15 Temmuz'dan bahsetmeyeceğim. Bahsedersem, darbeye kalkışan "uşaklar"a başta kimin/kimlerin cesaret verdiğinden, devletin bütün hücrelerine kimin nasıl soktuğundan; ve yine darbe bastırıldıktan sonra "ak" ile "kara"nın nasıl karıştırdığından, Kur'ân'da yasaklandığı hâlde kin ve intikam hırsına teslim olunup adaletin nasıl paspas edildiğinden bahsetmem gerekir. Başlarını kuma gömen ekâbirin canını sıkarım şimdi... Herkes yazıyor, herkes söylüyor... Ben eksik kalayım!
Dün 14 Temmuz'du. Hatırlayan var mı? 1959'da o gün Kerkük Türkleri katliama uğramıştı. Bu günü akılda tutmalıyız.
Mesud'un babası Mustafa Barzanî, 11 yıl Rusya'da sürgünde kalmış artık doğduğu topraklaRa dönmüştü. (Hulûsi Turgut'un "Barzani Olayı", Barzanîler hakkında bütün ayrıntıları verir. Hulûsi Turgut, bin bir güçlükle Irak'a geçmiş ve her şeyi yerinde görmüş, Mustafa Barzanî ile röportaj yapmıştır.)

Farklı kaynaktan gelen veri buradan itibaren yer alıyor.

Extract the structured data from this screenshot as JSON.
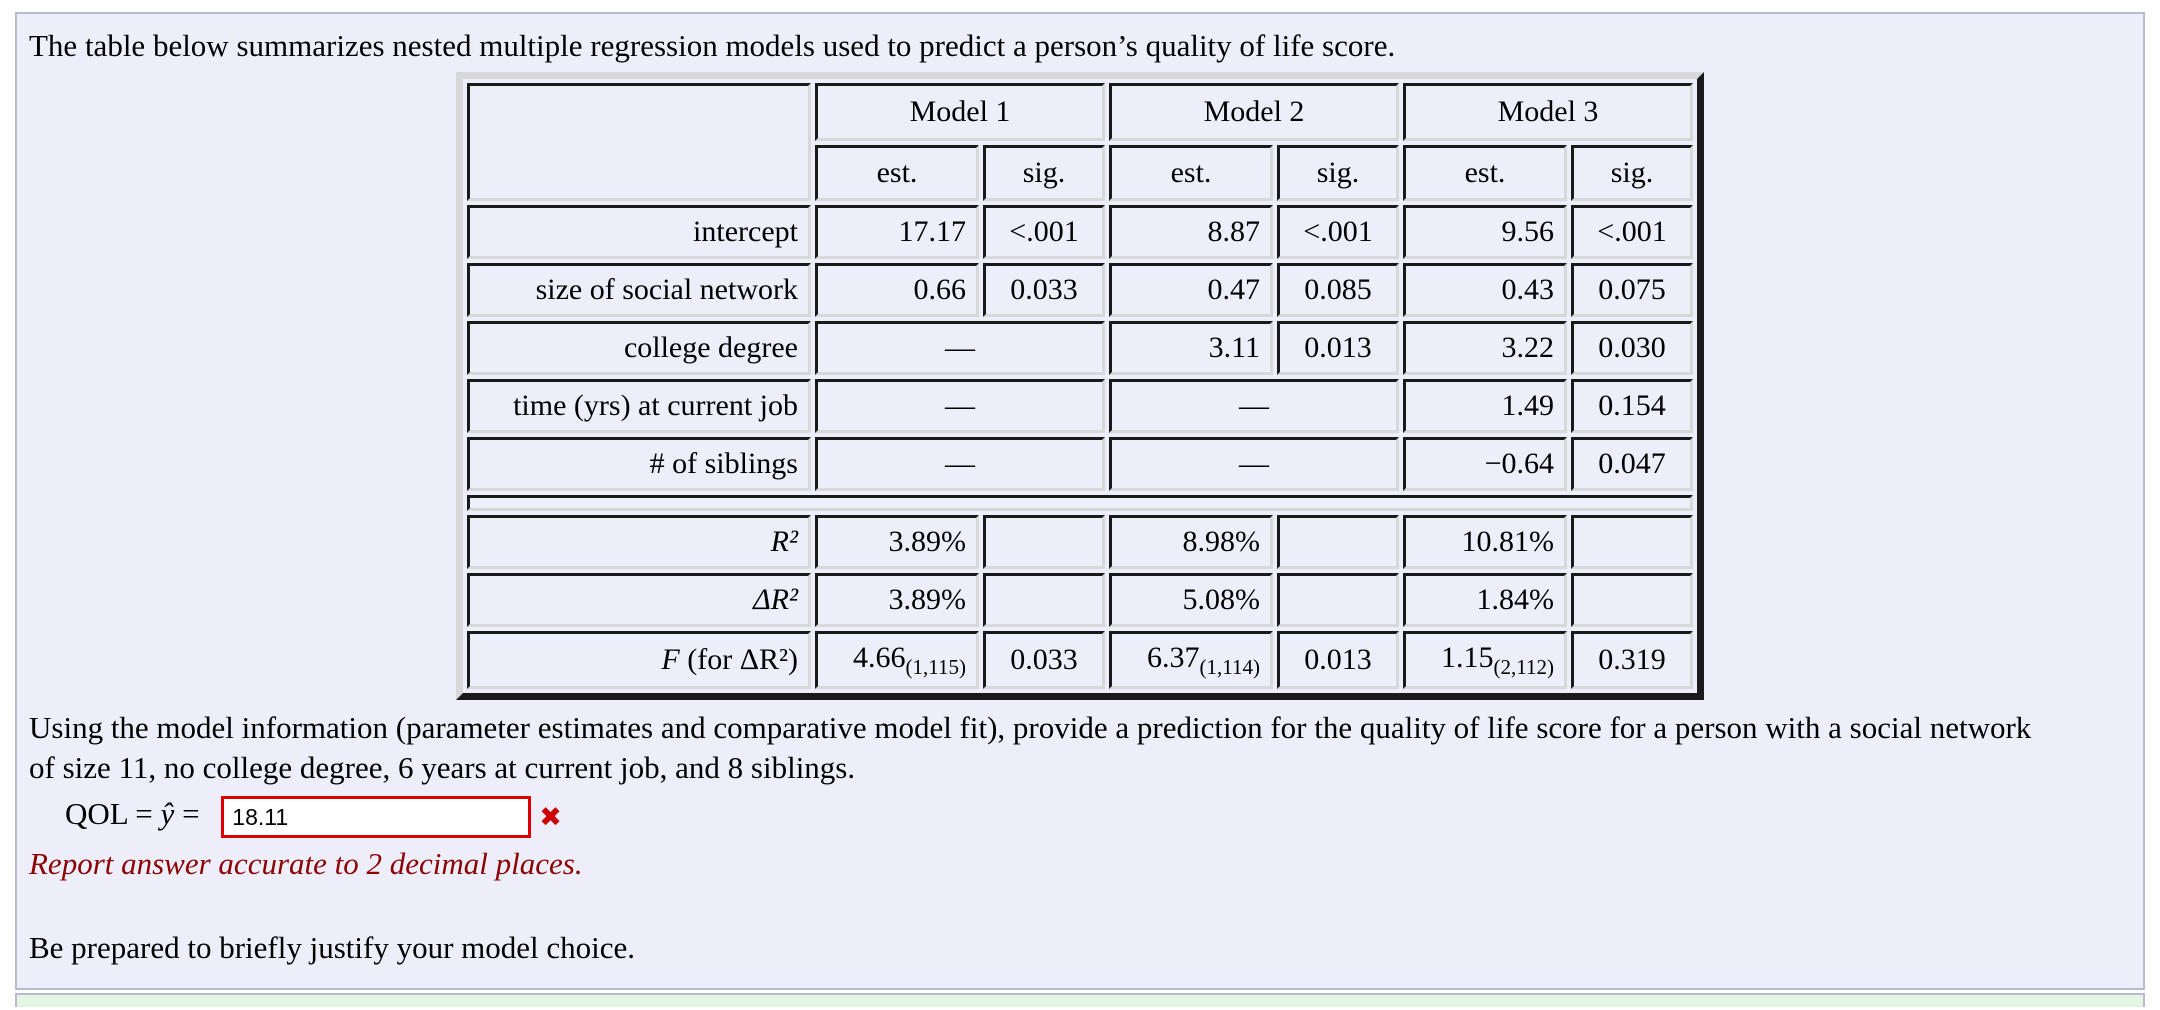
{
  "intro": "The table below summarizes nested multiple regression models used to predict a person’s quality of life score.",
  "table": {
    "models": [
      "Model 1",
      "Model 2",
      "Model 3"
    ],
    "est_label": "est.",
    "sig_label": "sig.",
    "rows": {
      "intercept": {
        "label": "intercept",
        "m1e": "17.17",
        "m1s": "<.001",
        "m2e": "8.87",
        "m2s": "<.001",
        "m3e": "9.56",
        "m3s": "<.001"
      },
      "network": {
        "label": "size of social network",
        "m1e": "0.66",
        "m1s": "0.033",
        "m2e": "0.47",
        "m2s": "0.085",
        "m3e": "0.43",
        "m3s": "0.075"
      },
      "college": {
        "label": "college degree",
        "m1": "—",
        "m2e": "3.11",
        "m2s": "0.013",
        "m3e": "3.22",
        "m3s": "0.030"
      },
      "job": {
        "label": "time (yrs) at current job",
        "m1": "—",
        "m2": "—",
        "m3e": "1.49",
        "m3s": "0.154"
      },
      "siblings": {
        "label": "# of siblings",
        "m1": "—",
        "m2": "—",
        "m3e": "−0.64",
        "m3s": "0.047"
      },
      "r2": {
        "label": "R²",
        "m1e": "3.89%",
        "m2e": "8.98%",
        "m3e": "10.81%"
      },
      "dr2": {
        "label": "ΔR²",
        "m1e": "3.89%",
        "m2e": "5.08%",
        "m3e": "1.84%"
      },
      "f": {
        "label_sym": "F",
        "label_rest": " (for ΔR²)",
        "m1e": "4.66",
        "m1sub": "(1,115)",
        "m1s": "0.033",
        "m2e": "6.37",
        "m2sub": "(1,114)",
        "m2s": "0.013",
        "m3e": "1.15",
        "m3sub": "(2,112)",
        "m3s": "0.319"
      }
    }
  },
  "question": {
    "line1": "Using the model information (parameter estimates and comparative model fit), provide a prediction for the quality of life score for a person with a social network",
    "line2": "of size 11, no college degree, 6 years at current job, and 8 siblings."
  },
  "answer": {
    "qol": "QOL = ",
    "yhat": "ŷ",
    "equals": " = ",
    "value": "18.11",
    "wrong_mark": "✖",
    "hint": "Report answer accurate to 2 decimal places."
  },
  "footer": "Be prepared to briefly justify your model choice.",
  "colors": {
    "panel_bg": "#eeeefa",
    "panel_border": "#b9b9d2",
    "input_border": "#dd0000",
    "wrong_mark_red": "#cc0000",
    "hint_red": "#8b0000",
    "next_section_green": "#e3f6e3"
  }
}
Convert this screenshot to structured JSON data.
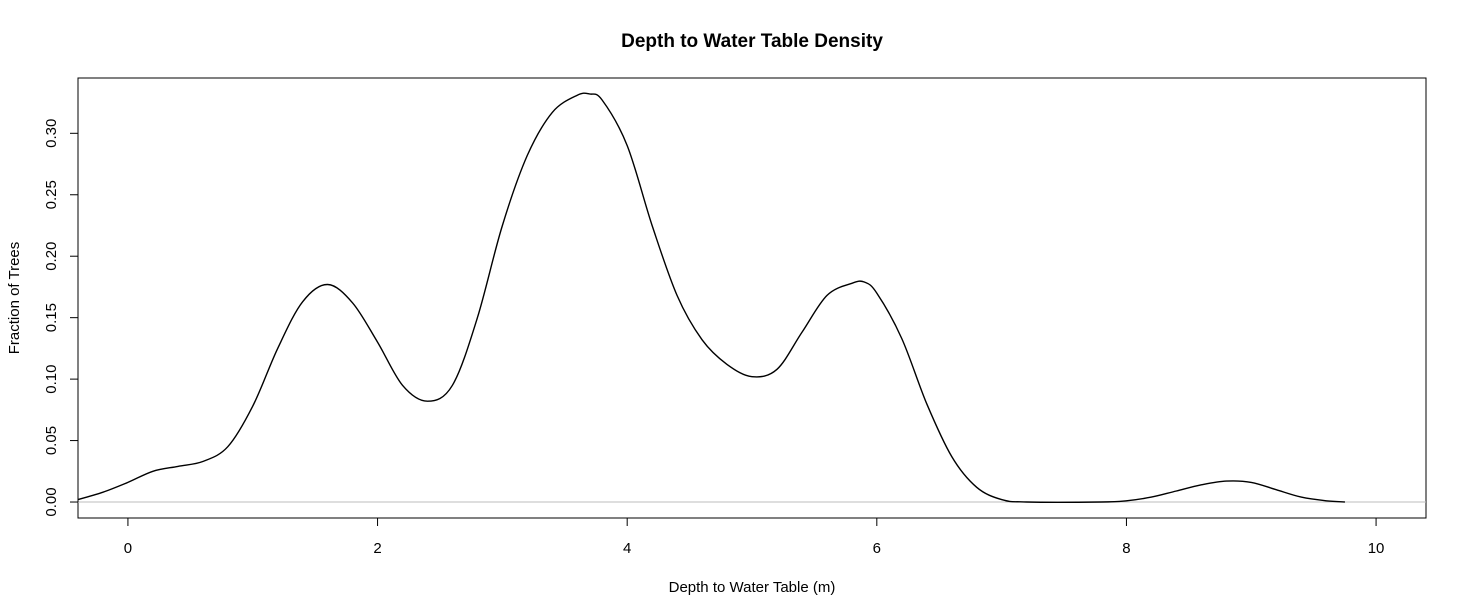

Barzanîlerin aklı Kerkük'te... Saddam gittikten sonra Kerkük'e ve diğer Türkmen illerin girip tapu kayıtların nasıl yok ettikleri hafızalarda.
Dün onun için otonomiyi dillendirmek gerektiği üzerinde durdum. Barzanîler otonomiden bağımsızlığa geçiş için kapı oklarken Türkmenler niye onun bunu kuyruğu olsun.
Irak'ta Türkmenler büyük acılar yaşadılar, katliama uğradılar, cemiyet liderleri idam edildi.